La structure 3D d’un régulateur clé pour la radiotolérance chez Deinococcus a été résolue. Ces travaux publiés dans Nucleic Acids Research décrivent un mécanisme moléculaire original de levée de répression qui conduit à la réparation de l’ADN en cas de stress environnemental sévère.
Les bactéries du genre Deinococcus sont des organismes extrêmement tolérants aux radiations ionisantes et à certains stress environnementaux. Elles supportent par exemple des doses de radiation de l’ordre de 5000 Gy (Gray) alors que 200 Gy est une dose létale pour la plupart des bactéries et qu’une exposition de 5 à 10 Gy seulement suffit pour tuer les cellules humaines! Les chercheurs ont élucidé la structure 3D du répresseur DdrO qui contrôle la réponse aux radiations et à d’autres agents qui endommagent l’ADN chez la bactérie radiotolérante Deinococcus deserti. Cette structure leur a permis de décrypter le mécanisme moléculaire qui orchestre la réparation de l’ADN quand la bactérie est soumise à un stress radiatif ou autre stress environnemental sévère tel que la dessiccation ou l’exposition aux rayons UV.

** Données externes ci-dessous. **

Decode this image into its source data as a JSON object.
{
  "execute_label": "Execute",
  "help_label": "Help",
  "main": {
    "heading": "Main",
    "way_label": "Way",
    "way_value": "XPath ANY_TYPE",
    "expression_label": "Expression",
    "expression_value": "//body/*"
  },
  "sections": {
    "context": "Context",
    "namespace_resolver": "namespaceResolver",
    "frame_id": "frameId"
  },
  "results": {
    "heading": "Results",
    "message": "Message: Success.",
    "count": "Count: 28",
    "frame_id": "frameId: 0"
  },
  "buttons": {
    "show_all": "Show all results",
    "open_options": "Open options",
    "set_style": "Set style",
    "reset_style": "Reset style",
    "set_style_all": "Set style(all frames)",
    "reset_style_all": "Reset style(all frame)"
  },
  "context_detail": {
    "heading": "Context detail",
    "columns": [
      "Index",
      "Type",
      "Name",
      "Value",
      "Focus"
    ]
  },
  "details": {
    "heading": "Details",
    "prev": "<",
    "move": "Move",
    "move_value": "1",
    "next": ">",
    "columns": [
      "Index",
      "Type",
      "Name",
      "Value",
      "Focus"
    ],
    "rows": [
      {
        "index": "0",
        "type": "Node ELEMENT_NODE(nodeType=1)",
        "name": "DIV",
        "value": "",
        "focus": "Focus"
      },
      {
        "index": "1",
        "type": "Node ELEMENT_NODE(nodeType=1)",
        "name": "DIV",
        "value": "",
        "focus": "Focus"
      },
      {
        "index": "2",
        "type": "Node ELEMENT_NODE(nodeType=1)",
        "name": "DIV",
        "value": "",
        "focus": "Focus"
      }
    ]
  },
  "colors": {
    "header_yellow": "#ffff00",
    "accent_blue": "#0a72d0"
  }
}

Le répresseur DdrO possède 2 domaines interdépendants : un domaine N-terminal, classique, qui interagit directement avec l’ADN, et un domaine C-terminal qui présente un nouveau repliement et qui est la cible de l’enzyme sentinelle IrrE. Le domaine C-terminal est nécessaire pour la formation de dimères de DdrO qui peuvent se fixer à l’ADN et ainsi réprimer les gènes cibles. IrrE est une métalloprotéase dont la fonction est de couper une liaison peptidique précise. En conditions standard, cette protéase est au repos. Quand la bactérie est soumise à un stress, l’enzyme est activée et coupe le répresseur qui ne peut plus se fixer à l’ADN. La cellule produit alors un pool de protéines qui va réparer les nombreux dommages de l’ADN. Le travail de couturières mis en œuvre conduit ainsi à la survie des cellules.
Chez les Deinococcus, le répresseur DdrO et la métalloprotéase IrrE forment un tandem performant de protéines. Le site de clivage de DdrO ne se dévoile que sous sa forme monomérique. Il est alors accessible à IrrE qui le coupe ce qui a pour effet de perturber l’équilibre dynamique entre les trois formes de DdrO présentes au cœur de la cellule : dimère lié à l’ADN, dimère libre, monomère libre. Plus IrrE coupe de monomères, plus l’équilibre se déplace vers le monomère, ce qui induit encore plus de découpes du répresseur. Quand il n’y a plus de DdrO, l’ADN libéré peut être transcrit et les protéines produites.
Les deux protagonistes IrrE et DdrO appartiennent respectivement à la famille des métalloenzymes COG2856 et des régulateurs XRE. Ces paires de protéines se retrouvent chez de nombreuses bactéries, environnementales, pathogènes ou utilisées dans l’industrie où elles sont actuellement peu caractérisées. Certains couples contrôlent la production de phages virulents qui tuent les bactéries, notamment Streptococcus thermophilus utilisée dans l’industrie laitière. Les chercheurs soupçonnent également ce type de couple d’être à l’origine de la genèse de toxines qui induiraient la dormance de bactéries pathogènes devenant de fait tolérantes aux antibiotiques. Connaître les clés du mécanisme moléculaire orchestré par IrrE et DdrO chez les Deinocoques ouvre la voie à des stratégies pour contrecarrer les effets néfastes dus à des paires de protéines similaires.
REFERENCES :
De Groot A., Siponen M.I., Magerand .R, Eugénie N., Martin-Arevalillo R., Doloy J., Lemaire D., Brandelet G., Parcy F., Dumas R., Roche P., Servant P., Confalonieri F., Arnoux P., Pignol D., Blanchard L.
Nucleic Acids Res. 2019 Dec 2;47(21):11403-11417.